D’un coup sec, le poignet de Théo envoie la petite balle orange vers l’autre côté du terrain. Elle fuse à toute vitesse entre les onze joueurs bleus qui s’agitent frénétiquement sur leur ligne, sans grands espoirs. L’ado de quatorze ans est confiant, il n’a pas volé sa réputation. La balle claque au fond du but adverse. 8-3. Théo et Kimi, son jeune coéquipier, exultent. Ils pourront bientôt ajouter une victoire à leur compteur de la soirée. En face, deux jeunes ados de treize et quatorze ans acceptent la défaite qui s’approche. Cela n’a pas l’air de trop les déranger. Elles ont l’habitude de voir leur camarade masculin fanfaronner. Ce n’est que le début de la soirée, elles auront bien le temps de prendre leur revanche.
Passe à la Maison
Une maison des jeunes est un lieu où une bande d’ados squattent pour jouer au kicker, au billard et parfois même à la Playstation. C’est en tout cas ce qu’on peut se dire en assistant à un moment d’accueil à la Maison des Jeunes de Momignies (MJM), un vendredi de novembre.
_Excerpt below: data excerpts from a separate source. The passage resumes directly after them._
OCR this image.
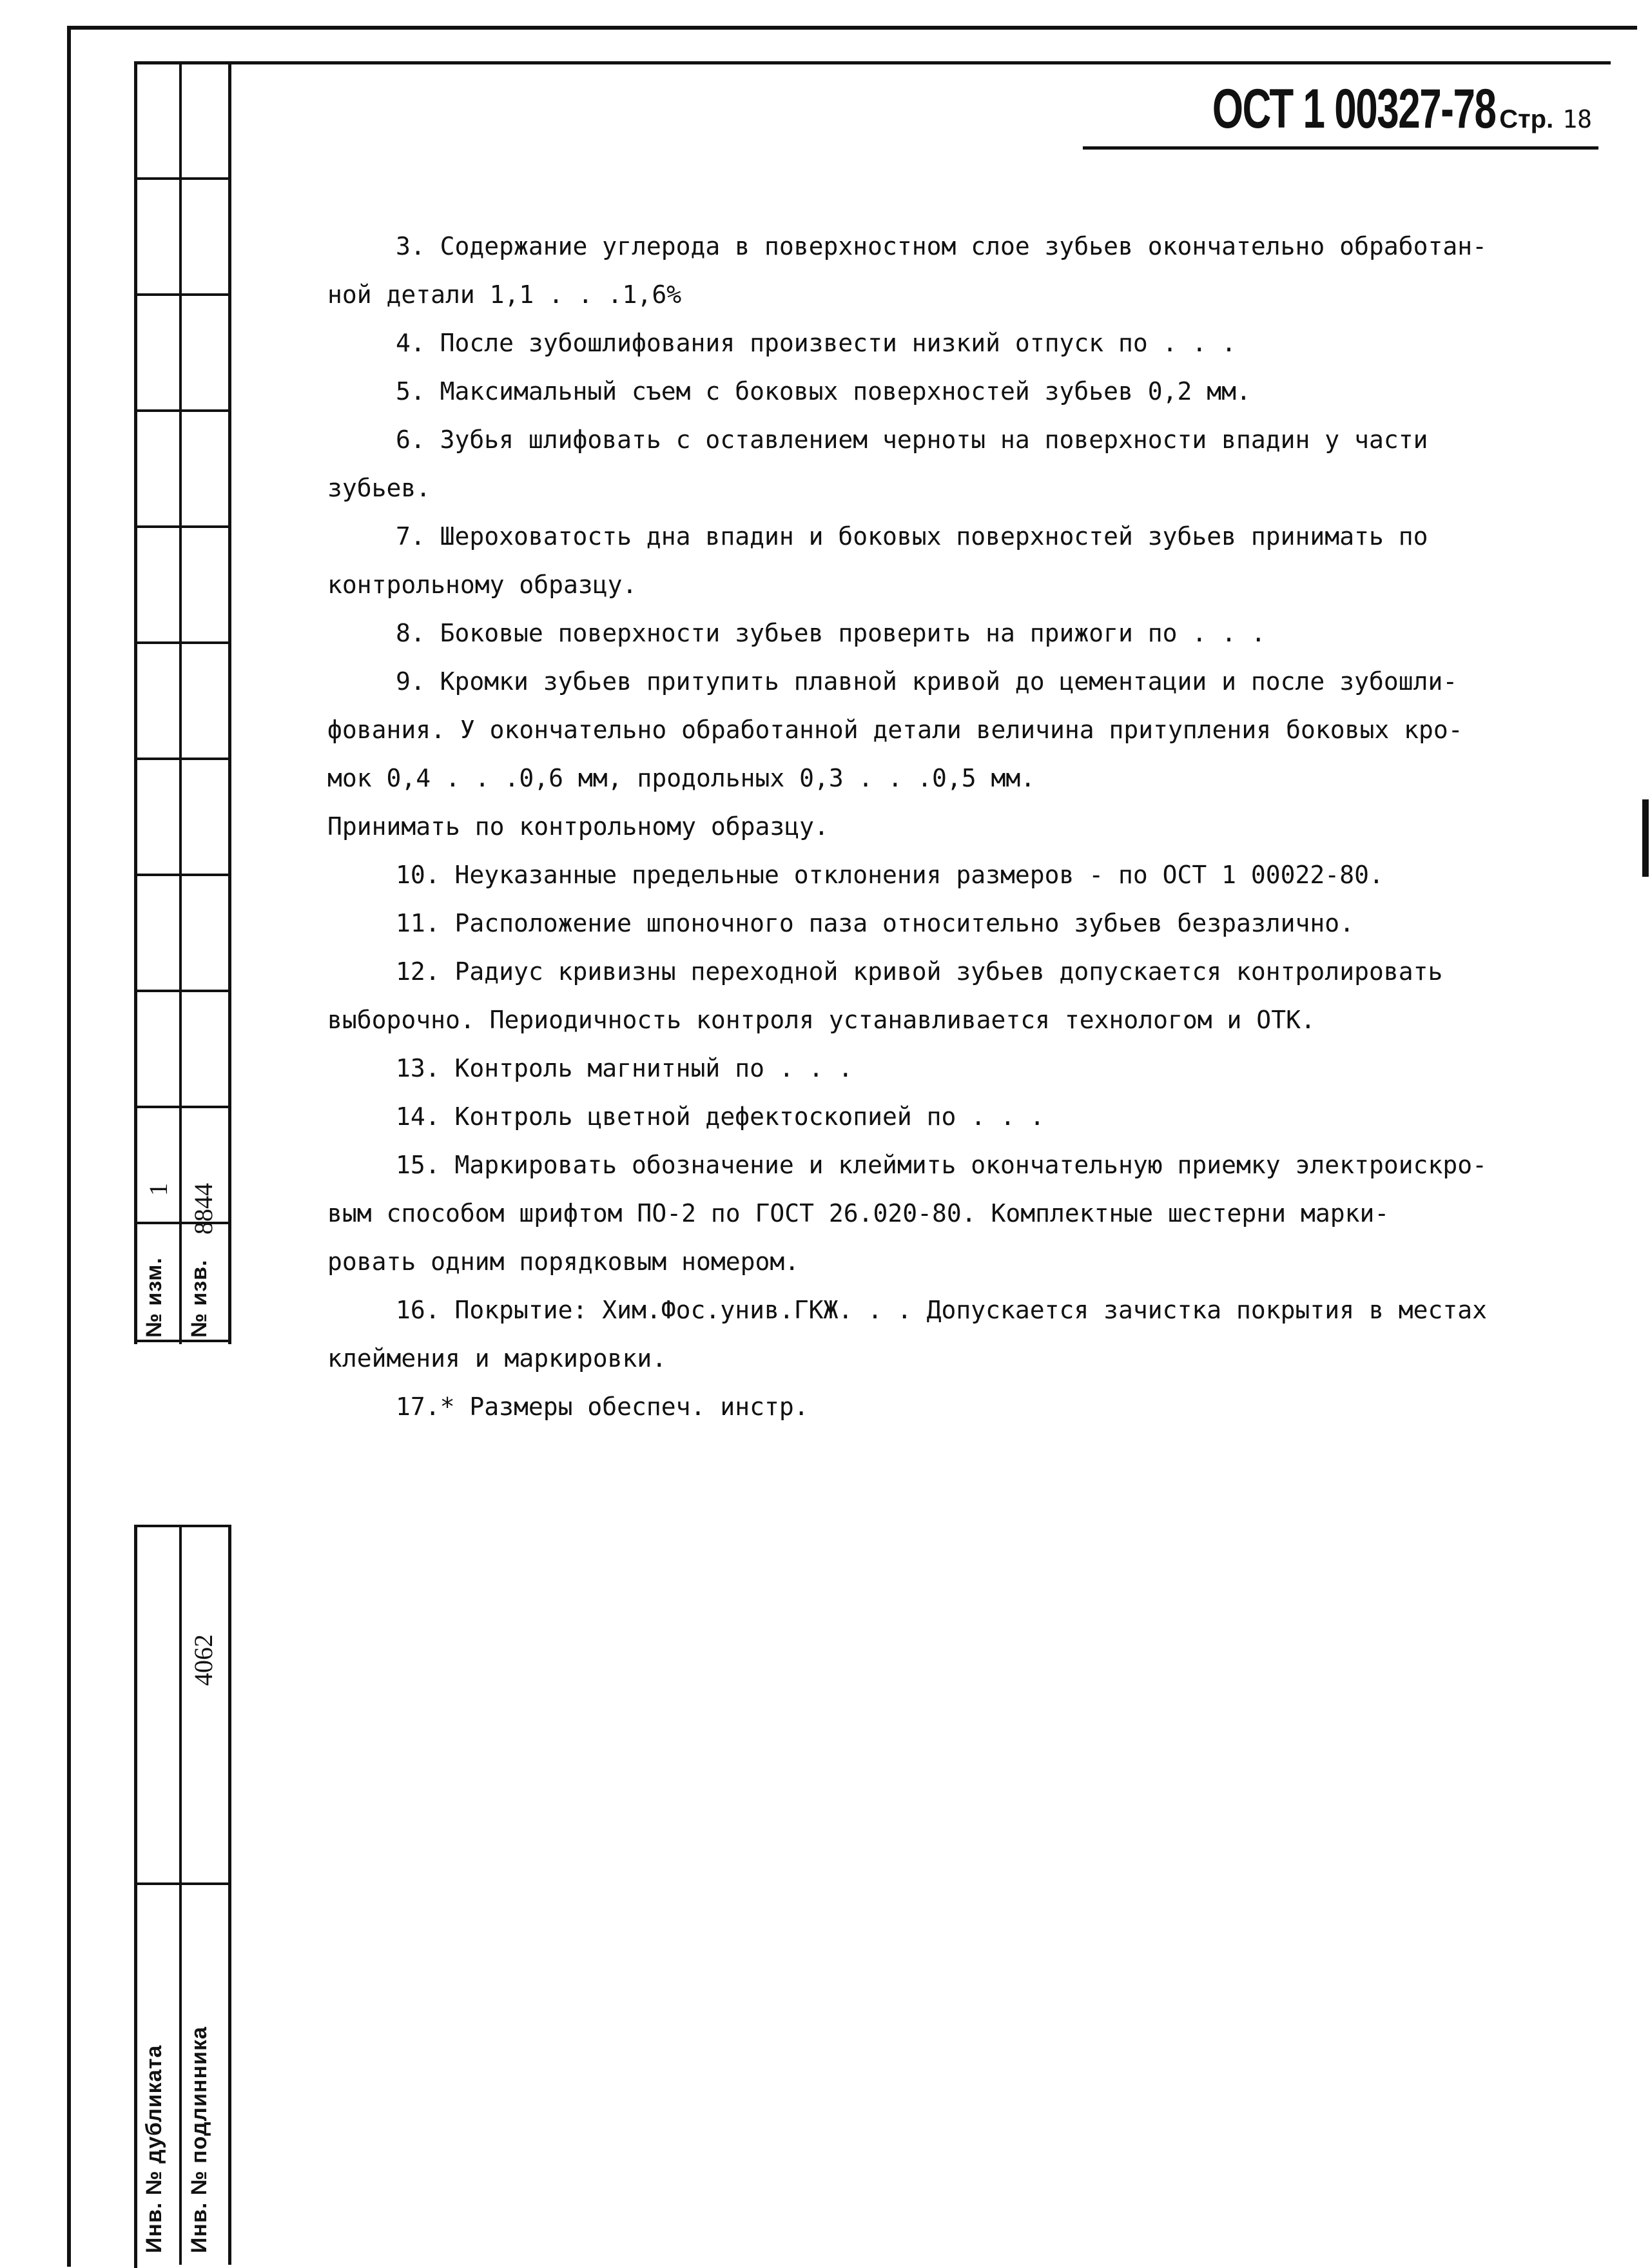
№ изм.
1
№ изв.
8844
4062
Инв. № дубликата Инв. № подлинника
ОСТ 1 00327-78 Стр. 18
3. Содержание углерода в поверхностном слое зубьев окончательно обработан-
ной детали 1,1 . . .1,6%
4. После зубошлифования произвести низкий отпуск по . . .
5. Максимальный съем с боковых поверхностей зубьев 0,2 мм.
6. Зубья шлифовать с оставлением черноты на поверхности впадин у части
зубьев.
7. Шероховатость дна впадин и боковых поверхностей зубьев принимать по
контрольному образцу.
8. Боковые поверхности зубьев проверить на прижоги по . . .
9. Кромки зубьев притупить плавной кривой до цементации и после зубошли-
фования. У окончательно обработанной детали величина притупления боковых кро-
мок 0,4 . . .0,6 мм, продольных 0,3 . . .0,5 мм.
Принимать по контрольному образцу.
10. Неуказанные предельные отклонения размеров - по ОСТ 1 00022-80.
11. Расположение шпоночного паза относительно зубьев безразлично.
12. Радиус кривизны переходной кривой зубьев допускается контролировать
выборочно. Периодичность контроля устанавливается технологом и ОТК.
13. Контроль магнитный по . . .
14. Контроль цветной дефектоскопией по . . .
15. Маркировать обозначение и клеймить окончательную приемку электроискро-
вым способом шрифтом ПО-2 по ГОСТ 26.020-80. Комплектные шестерни марки-
ровать одним порядковым номером.
16. Покрытие: Хим.Фос.унив.ГКЖ. . . Допускается зачистка покрытия в местах
клеймения и маркировки.
17.* Размеры обеспеч. инстр.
Il fait glacial à l’extérieur. La petite commune de 5200 habitants a reçu les premières neiges de l’année la veille. Le patelin se situe loin de tous les grands axes ferroviaires et routiers de Belgique, coincé entre Chimay et la frontière française. Le long bâtiment communal qui accueille également le plan de cohésion social de la commune et le club de pétanque du coin semble être un refuge idéal. S’il a l’air austère de l’extérieur, il est on ne peut plus chaleureux à l’intérieur.
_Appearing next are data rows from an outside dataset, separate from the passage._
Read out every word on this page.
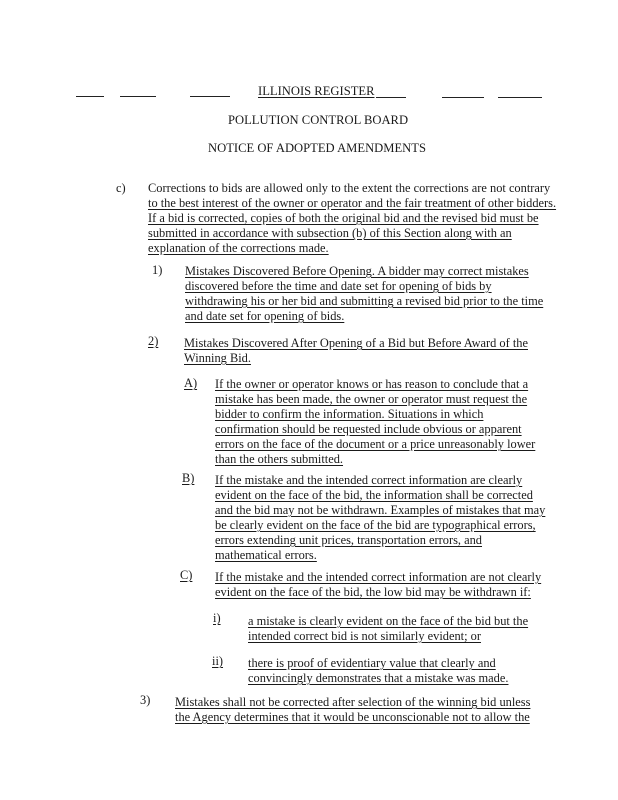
ILLINOIS REGISTER
POLLUTION CONTROL BOARD
NOTICE OF ADOPTED AMENDMENTS
c) Corrections to bids are allowed only to the extent the corrections are not contrary
to the best interest of the owner or operator and the fair treatment of other bidders.
If a bid is corrected, copies of both the original bid and the revised bid must be
submitted in accordance with subsection (b) of this Section along with an
explanation of the corrections made.
1) Mistakes Discovered Before Opening. A bidder may correct mistakes
discovered before the time and date set for opening of bids by
withdrawing his or her bid and submitting a revised bid prior to the time
and date set for opening of bids.
2) Mistakes Discovered After Opening of a Bid but Before Award of the
Winning Bid.
A) If the owner or operator knows or has reason to conclude that a
mistake has been made, the owner or operator must request the
bidder to confirm the information. Situations in which
confirmation should be requested include obvious or apparent
errors on the face of the document or a price unreasonably lower
than the others submitted.
B) If the mistake and the intended correct information are clearly
evident on the face of the bid, the information shall be corrected
and the bid may not be withdrawn. Examples of mistakes that may
be clearly evident on the face of the bid are typographical errors,
errors extending unit prices, transportation errors, and
mathematical errors.
C) If the mistake and the intended correct information are not clearly
evident on the face of the bid, the low bid may be withdrawn if:
i) a mistake is clearly evident on the face of the bid but the
intended correct bid is not similarly evident; or
ii) there is proof of evidentiary value that clearly and
convincingly demonstrates that a mistake was made.
3) Mistakes shall not be corrected after selection of the winning bid unless
the Agency determines that it would be unconscionable not to allow the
Le principe de la soirée est simple. La Maison ouvre ses portes à qui veut, deux animateurs sont là pour accueillir les participants. Une petite dizaine de jeunes entre 11 et 19 ans se retrouvent pour jouer, discuter et faire vivre leur maison. Seul rendez-vous, on cuisine, on mange et on range tous ensemble. Solène est arrivée à la MJ à ses balbutiements, en 2022. Du haut de ses 19 ans, elle est l’aînée du petit groupe rassemblé ce soir-là. Si elle fait ses études à Mons, elle retrouve chaque week-end ce lieu qui l’a aidée à grandir : «J’ai réussi à m’ouvrir aux autres et à nouer plus facilement des contacts. À mon arrivée ici, je croisais peu de jeunes en dehors des cours. Cet espace dédié aux rencontres m’a permis de me sociabiliser davantage et de gagner en confiance.»
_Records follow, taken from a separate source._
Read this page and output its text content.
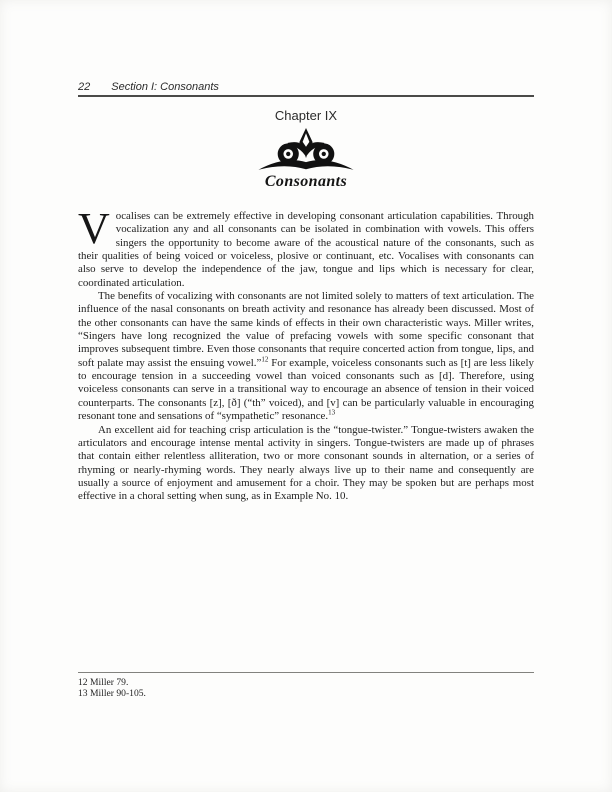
22 Section I: Consonants
Chapter IX
Consonants

Vocalises can be extremely effective in developing consonant articulation capabilities. Through vocalization any and all consonants can be isolated in combination with vowels. This offers singers the opportunity to become aware of the acoustical nature of the consonants, such as their qualities of being voiced or voiceless, plosive or continuant, etc. Vocalises with consonants can also serve to develop the independence of the jaw, tongue and lips which is necessary for clear, coordinated articulation.

The benefits of vocalizing with consonants are not limited solely to matters of text articulation. The influence of the nasal consonants on breath activity and resonance has already been discussed. Most of the other consonants can have the same kinds of effects in their own characteristic ways. Miller writes, “Singers have long recognized the value of prefacing vowels with some specific consonant that improves subsequent timbre. Even those consonants that require concerted action from tongue, lips, and soft palate may assist the ensuing vowel.”$^{12}$ For example, voiceless consonants such as [t] are less likely to encourage tension in a succeeding vowel than voiced consonants such as [d]. Therefore, using voiceless consonants can serve in a transitional way to encourage an absence of tension in their voiced counterparts. The consonants [z], [ð] (“th” voiced), and [v] can be particularly valuable in encouraging resonant tone and sensations of “sympathetic” resonance.$^{13}$

An excellent aid for teaching crisp articulation is the “tongue-twister.” Tongue-twisters awaken the articulators and encourage intense mental activity in singers. Tongue-twisters are made up of phrases that contain either relentless alliteration, two or more consonant sounds in alternation, or a series of rhyming or nearly-rhyming words. They nearly always live up to their name and consequently are usually a source of enjoyment and amusement for a choir. They may be spoken but are perhaps most effective in a choral setting when sung, as in Example No. 10.

12 Miller 79.
13 Miller 90-105.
Les moments d’accueil permettent aux jeunes de s’approprier le lieu et l’association qui l’entoure, de former un groupe. C’est sans doute la plus grande spécificité des Maisons de Jeunes et la raison pour laquelle elles sont parfois mal comprises : l’objectif est de créer un espace pour les jeunes et par les jeunes. Pour Maud, animatrice dans un Centre de Jeunes (structures qui respectent les mêmes finalités qu’une MJ) du coin, c’est une manière de leur montrer qu’il ne faut pas être adulte pour être un.e citoyen.ne acteur.rice de son environnement : «L’accueil représente le tout premier pas, mais il est souvent le plus crucial. Franchir simplement la porte par la participation, c’est déjà exercer sa citoyenneté. Les jeunes y trouvent un lieu pour exprimer ce qu’ils vivent, y compris des sujets qu’ils ne peuvent aborder avec leurs parents, leurs familles.»
Grandir à Momignies
Selon un audit de la Cour des Comptes, on comptait 163 Maisons de Jeunes réparties sur le territoire de la Communauté Française en 2021. Si elles suivent toutes le même objectif («favoriser le développement d’une citoyenneté critique, active et responsable, principalement chez les jeunes de 12 à 26 ans»1), elles n’ont pas la même réalité. Grandir au cœur de Molenbeek, dans la banlieue carolo ou à Momignies, ce n’est pas pareil. «Comme on est un petit village, il n’y a pas grand-chose. Je pense qu’on a juste un terrain de foot et un club de ping pong. Ici, je peux faire d’autres choses. On fait des pâtisseries, du badminton, des vidéos, des cours de guitare.», explique Arthur, 11 ans. Benjamin du groupe, il en aura 12 au mois de février. Plus tard, il sera magicien et comédien. Peut-être également chanteur et guitariste, s’il a le temps. L’arrivée de la MJM à deux pas de chez lui a ouvert son champ des possibles.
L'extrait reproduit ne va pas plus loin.